Можно было просто послать стражу. Но у меня, это Ряха видел на Бобылёвском волоке — княжеская грамотка. Да и боярский сын — не лодочник мимопроходящий, просто за «не по ндраву» — в поруб не кинешь. Опять же — в команде бойцы. Будет свара — быть крови. А потом шум, разговоры…
Другой вариант: ночью людишек моих на подворье вырезать — тоже не хорош. Громко будет, «разбойники в самом Вержавске, у посадника под носом, людей торговых режут!»… Некрасиво.
Сыскался, однако, вариант, о котором я даже не подумал.
«Красиво», по мнению посадника, потравить пришлых зельем. А как попадают — придёт невеликая группа особо доверенных. Быстро придёт — с соседнего подворья. И недотравленных… успокоит. Кого прямо на месте, кого — в посадниковом порубе уже в процессе розыска и сыска. «Не дожил бедняга до светлого дня. Помер от слабости да болести. На все воля божья».
Но я же, факеншит, дерьмократ! Меня ж гады-большевики с детства выучили, что пайку под одеялом в одну харю схавывать — неприлично. Вот мои люди и скинулись припасами с хозяином. Общий обед на всех присутствующих. А хозяйский мальчонка углядел, да и попробовал. Прямо из общего котла, горяченького.
«Горяченькое» получилось — «аж до слёз». Его матери. Она сейчас в хлеву с мужем сидит, головой в стенку молотит, в рот платок набивает. Чтобы не кричать, не выть по сынишке покойному в голос. Я не велел тишину рушить.
Особая новость в том, что по волости, по Вержавлянам Великим ходит князев окольничий по своим делам.

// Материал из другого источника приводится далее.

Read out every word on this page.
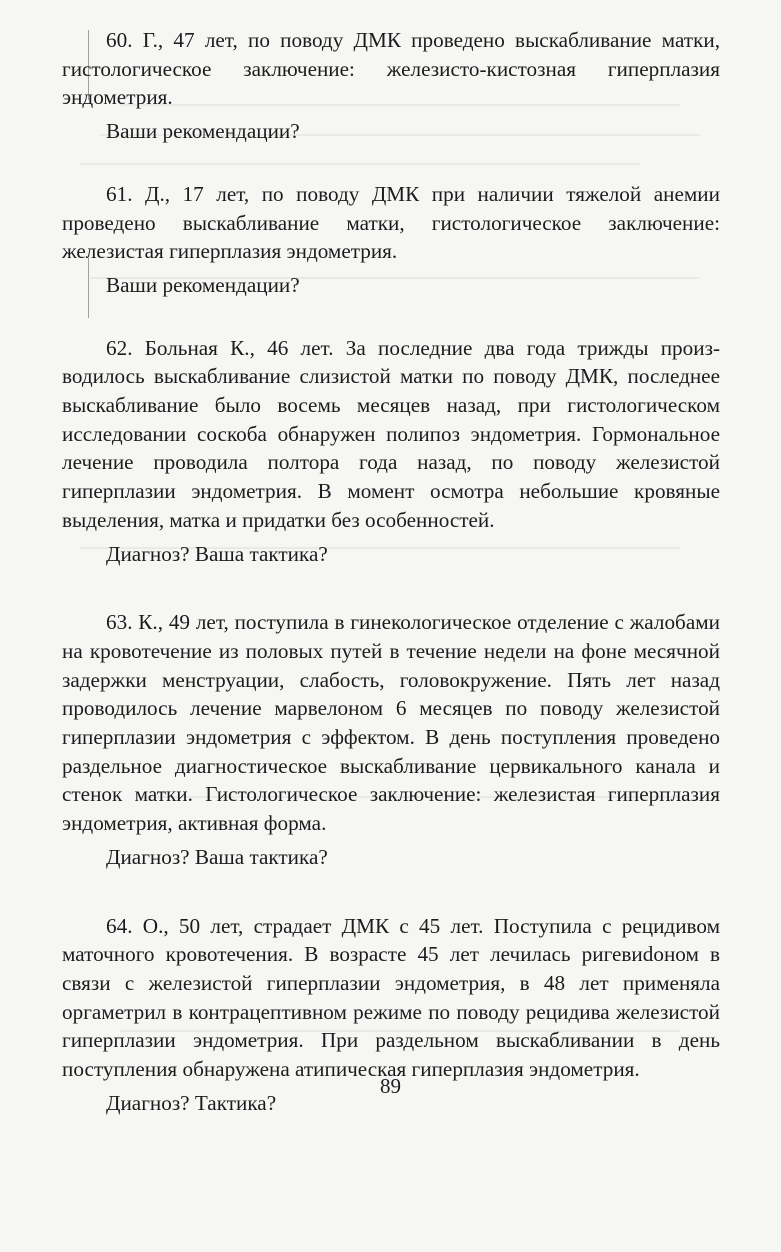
60. Г., 47 лет, по поводу ДМК проведено выскабливание матки, гистологическое заключение: железисто-кистозная гиперплазия эндометрия.

Ваши рекомендации?

61. Д., 17 лет, по поводу ДМК при наличии тяжелой анемии проведено выскабливание матки, гистологическое заключение: железистая гиперплазия эндометрия.

Ваши рекомендации?

62. Больная К., 46 лет. За последние два года трижды производилось выскабливание слизистой матки по поводу ДМК, последнее выскабливание было восемь месяцев назад, при гистологическом исследовании соскоба обнаружен полипоз эндометрия. Гормональное лечение проводила полтора года назад, по поводу железистой гиперплазии эндометрия. В момент осмотра небольшие кровяные выделения, матка и придатки без особенностей.

Диагноз? Ваша тактика?

63. К., 49 лет, поступила в гинекологическое отделение с жалобами на кровотечение из половых путей в течение недели на фоне месячной задержки менструации, слабость, головокружение. Пять лет назад проводилось лечение марвелоном 6 месяцев по поводу железистой гиперплазии эндометрия с эффектом. В день поступления проведено раздельное диагностическое выскабливание цервикального канала и стенок матки. Гистологическое заключение: железистая гиперплазия эндометрия, активная форма.

Диагноз? Ваша тактика?

64. О., 50 лет, страдает ДМК с 45 лет. Поступила с рецидивом маточного кровотечения. В возрасте 45 лет лечилась ригевиdоном в связи с железистой гиперплазии эндометрия, в 48 лет применяла оргаметрил в контрацептивном режиме по поводу рецидива железистой гиперплазии эндометрия. При раздельном выскабливании в день поступления обнаружена атипическая гиперплазия эндометрия.

Диагноз? Тактика?

89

Вроде, через день-два-три должен быть здесь. Это Ряха в детинце услыхал. А я-то и не знал. Афанасий, может, не просто так меня спешно погнал…
Теперь вопрос о закреплении доказательной базы: тащить Ряху в Смоленск? А его показаний достаточно будет? А то скажут: Ванькин слуга, врёт — как хозяин велел. А в застенке… скажет — что дознаватель спросит. Опять же: он рассказывает о ему известном. Ни о «круговращении» княжеского серебра, ни о судьбе Афанасьего человечка… Ничего.
Вот я потащу его, три раза эти «сто вёрст с гаком/без гака», а в конце «пшик»? Тогда мне лично — «бздынь».
Дёрнул Терентия:
— Возьми бересту да запиши показания. Даты, места, суммы, имена. Отдельно — по его службе у казначея. Особо — по связям с чтецом епископским. По разбою да душегубству посадниковым. Душегубство должно быть — народ-то видит. А деньжищи здесь такие крутятся — маму родную зарежешь. Поспрашивай.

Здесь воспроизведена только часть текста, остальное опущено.